Now it is just over one. 

“You cannot compensate . . . by changing the retirement age a few years,” says Paul Morland, the British demographer who is also the author of No One Left: Why the World Needs More Children.

“It’s very nice to say, oh, we’ll work a few years longer, and there’ll be some robots, and all will be well,” he says, but amid such demographic decline, “this is rearranging the deckchairs on the Titanic”.

Economic incentives will need to be rethought

Just as family-friendly policies across continents helped more women in the labour market over the past decades, “we will have to make a similar pivot now for older adults”, says Bradley Schurman, founder and CEO of Human Change, a demographics consultancy.

He adds that the bias against hiring older workers is “still there”. 


As for the other end of the life cycle, many economists say that radical changes in society will be needed to make a significant rebound in fertility likely.

A crucial adjustment would be making having a family “more fun and less disruptive to careers”, says Ronald Demos Lee, founding director of the Center for the Economics and Demography of Ageing at Berkeley.

At present the calculus is often very different. 

About two-thirds of the world’s population live in countries with fertility rates below the replacement level of 2.1 children per woman. 

In the countries that now form the EU, there were only about 3.5mn babies born in 2024, down from 6.6mn in 1961.

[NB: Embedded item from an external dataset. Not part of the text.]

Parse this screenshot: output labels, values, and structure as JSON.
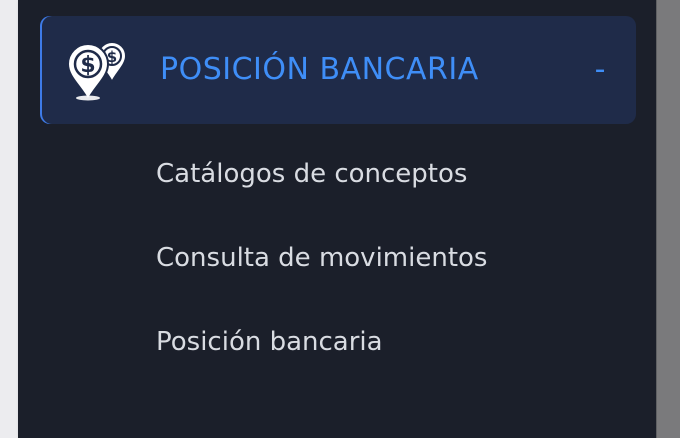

“It may be that making individuals better off may not be increasing the birth rate,” warns Claudia Goldin, a Nobel Prize-winning professor of economics at Harvard. 

She says that her research on falling fertility in the US and elsewhere takes the point of women who realise, as they obtain autonomy, “that the only way that they could have both their higher education, their career and their family is if they had more time [for childcare] from the father”.

Ultimately, says Oxford professor Jakub Bijak, any solution to the economic problems set off by demographic changes will require reforms across the whole scope of society — from education and migration to gender policies, and initiatives on health and welfare as well as technological change and working for longer. 

“There is,” he says, no single “silver bullet.”